As any educator knows, history, science and literature — unlike some views of religion — are constantly evolving, malleable disciplines. We continually learn more about how the world works, and we adjust the facts to allow for new evidence and new insights. High school students must be exposed to great books, both past and present, as well as legitimate new ideas, in order to be prepared for college — and ultimately, in order to be prepare for a constantly changing world. When members of school boards get in the way of the educational process rather than help sustain it, they quite literally retard the development of young minds.

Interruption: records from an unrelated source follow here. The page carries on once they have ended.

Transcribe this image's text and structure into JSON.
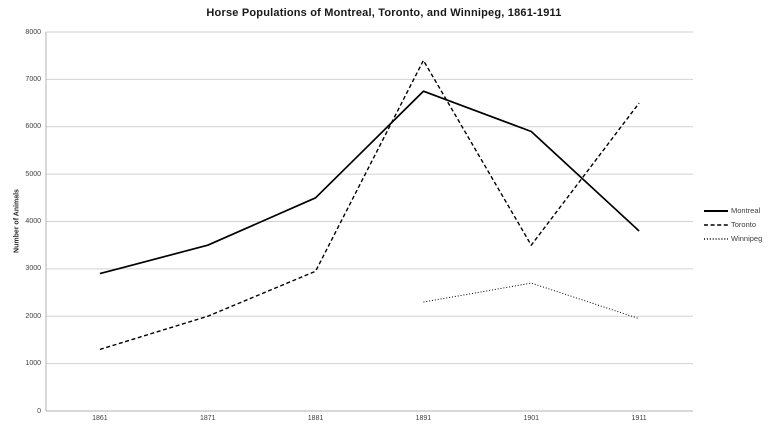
{
  "chart_data": {
    "type": "line",
    "title": "Horse Populations of Montreal, Toronto, and Winnipeg, 1861-1911",
    "xlabel": "",
    "ylabel": "Number of Animals",
    "categories": [
      "1861",
      "1871",
      "1881",
      "1891",
      "1901",
      "1911"
    ],
    "series": [
      {
        "name": "Montreal",
        "line_style": "solid",
        "color": "#000000",
        "values": [
          2900,
          3500,
          4500,
          6750,
          5900,
          3800
        ]
      },
      {
        "name": "Toronto",
        "line_style": "dashed",
        "color": "#000000",
        "values": [
          1300,
          2000,
          2950,
          7400,
          3500,
          6500
        ]
      },
      {
        "name": "Winnipeg",
        "line_style": "dotted",
        "color": "#000000",
        "values": [
          null,
          null,
          null,
          2300,
          2700,
          1950
        ]
      }
    ],
    "ylim": [
      0,
      8000
    ],
    "ytick_step": 1000,
    "grid": "horizontal",
    "legend_position": "right",
    "colors": {
      "gridline": "#d2d2d2",
      "axis": "#b3b3b3",
      "tick_text": "#3f3f3f",
      "title_text": "#191919",
      "series": "#000000"
    }
  }
}
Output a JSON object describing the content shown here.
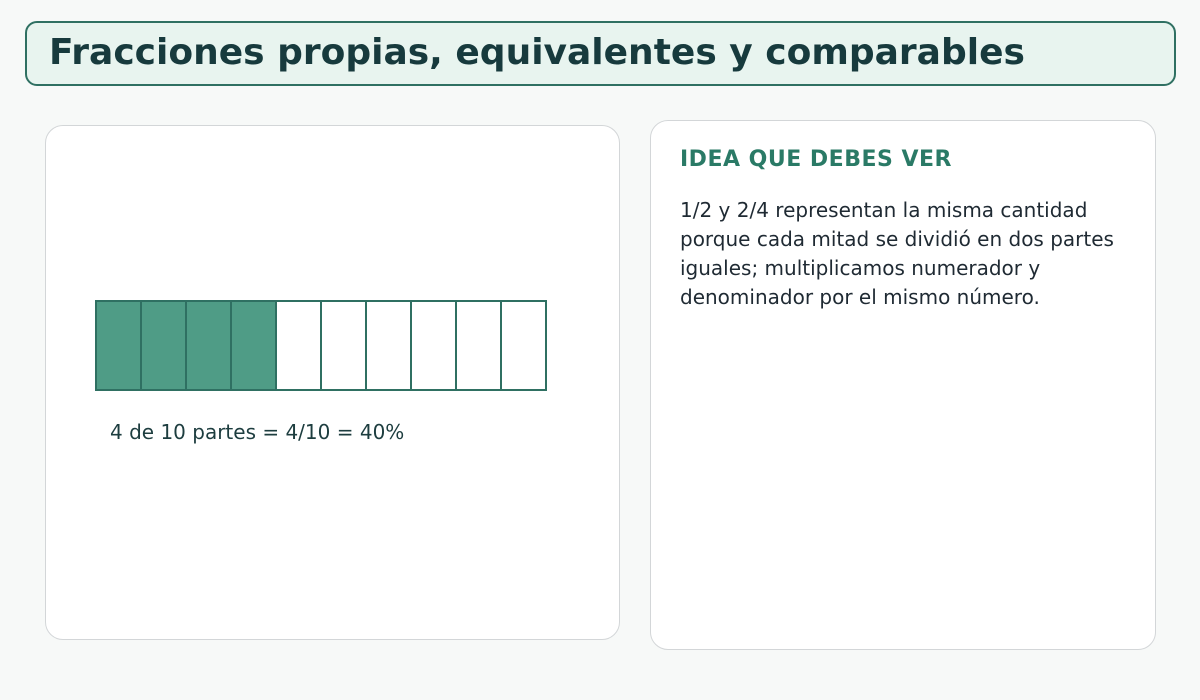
{
  "header": {
    "title": "Fracciones propias, equivalentes y comparables"
  },
  "fraction_model": {
    "total_parts": 10,
    "shaded_parts": 4,
    "caption": "4 de 10 partes = 4/10 = 40%",
    "colors": {
      "shaded_fill": "#4f9c86",
      "empty_fill": "#ffffff",
      "cell_stroke": "#2f7062"
    }
  },
  "idea_panel": {
    "heading": "IDEA QUE DEBES VER",
    "body": "1/2 y 2/4 representan la misma cantidad porque cada mitad se dividió en dos partes iguales; multiplicamos numerador y denominador por el mismo número."
  }
}
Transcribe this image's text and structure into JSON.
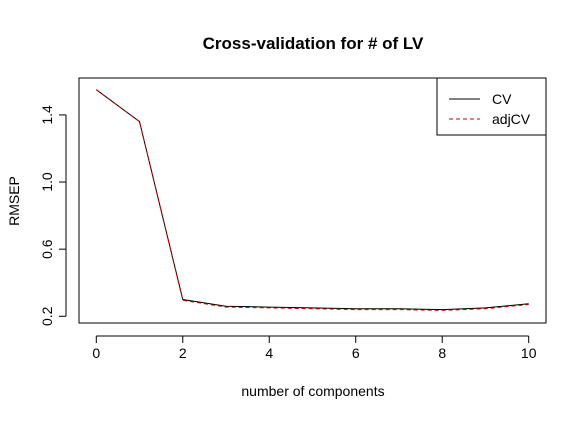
{
  "chart_data": {
    "type": "line",
    "title": "Cross-validation for # of LV",
    "xlabel": "number of components",
    "ylabel": "RMSEP",
    "x": [
      0,
      1,
      2,
      3,
      4,
      5,
      6,
      7,
      8,
      9,
      10
    ],
    "xticks": [
      0,
      2,
      4,
      6,
      8,
      10
    ],
    "yticks": [
      0.2,
      0.6,
      1.0,
      1.4
    ],
    "ytick_labels": [
      "0.2",
      "0.6",
      "1.0",
      "1.4"
    ],
    "xlim": [
      -0.4,
      10.4
    ],
    "ylim": [
      0.16,
      1.62
    ],
    "grid": false,
    "legend_position": "top-right",
    "series": [
      {
        "name": "CV",
        "color": "#000000",
        "dash": "solid",
        "values": [
          1.55,
          1.36,
          0.3,
          0.26,
          0.255,
          0.25,
          0.245,
          0.245,
          0.24,
          0.25,
          0.275
        ]
      },
      {
        "name": "adjCV",
        "color": "#cc0000",
        "dash": "dashed",
        "values": [
          1.55,
          1.36,
          0.295,
          0.255,
          0.25,
          0.245,
          0.24,
          0.24,
          0.235,
          0.245,
          0.27
        ]
      }
    ]
  }
}
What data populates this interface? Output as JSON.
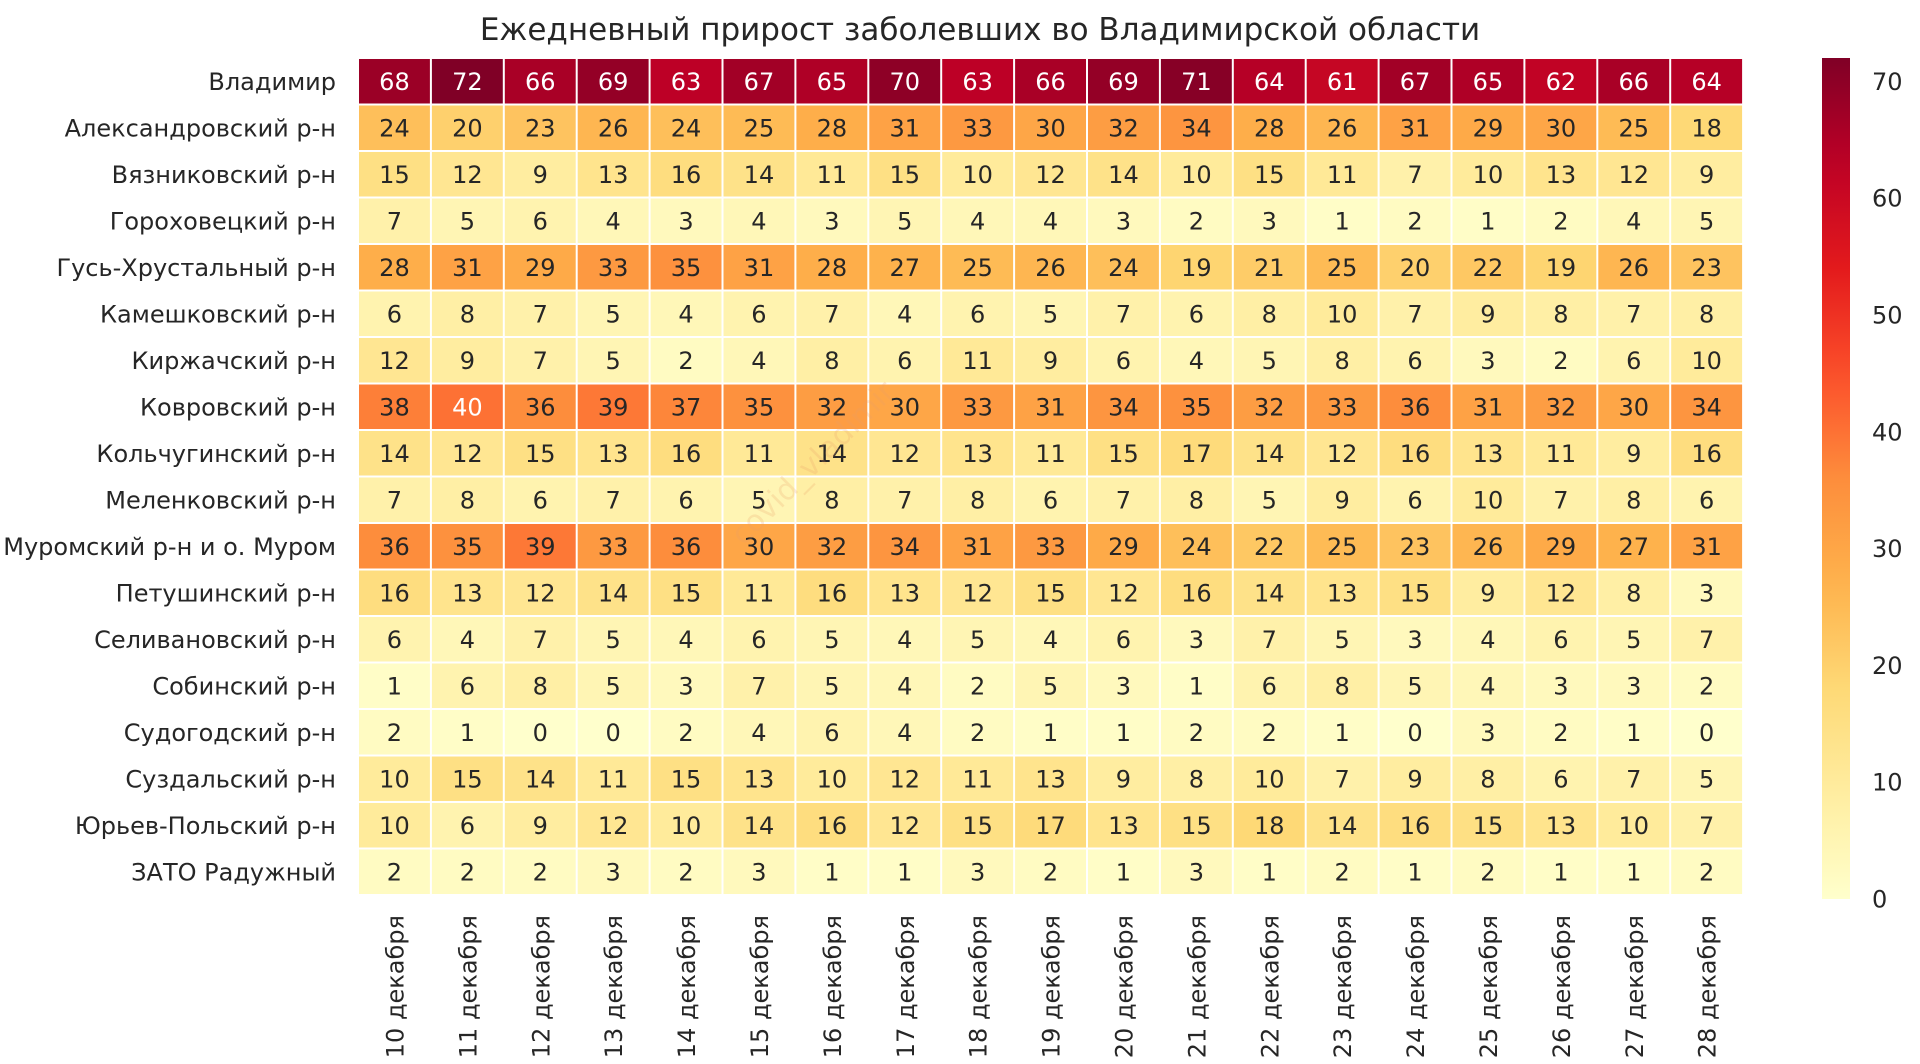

I followed the case in Randolph County — straight to the board meeting on Wednesday —  because I was born and raised there, educated for the first 12 years of my academic life in the Asheboro school system. But educational freedom should be something that we all constantly follow, watch and monitor. Our future depends on it. And these people who are trying to subvert our educational system to fit their white, Christian views of the world are not going to stop.

A RANDOLPH COUNTY STUDENT BRINGS IT ALL BACK HOME

Bowman
Bowman

Jessi Bowman, a senior at Randleman High School, which is part of the Randolph County system, is holding a banned books reading at 7 p.m. tonight (Sept. 6) at the Asheboro Public Library. It is part of her senior project and was already scheduled for Banned Books Week before the shit hit the fan at the Randolph County Board of Education.

“It was just a coincidence that this happened,” Bowman told the Asheboro Courier-Tribune; she added, however, that “it worked out well.”

Bowman was in attendance at the Wednesday school board meeting and said she looked forward to a good show of support for her event tonight. “I just hope that people come at all,” she told me after the board meeting.

Two things are for sure: 1) I will be there, and 2) you can bet  someone will be reading from Invisible Man.

[Randolph County commissioners pictured in opening photo are (from left): Gary Cook, Matthew Lambeth, Emily T. Coltrane (vice chair), Tommy McDonald (chair), Gary Mason, Tracy Boyles, and Todd Cutler.]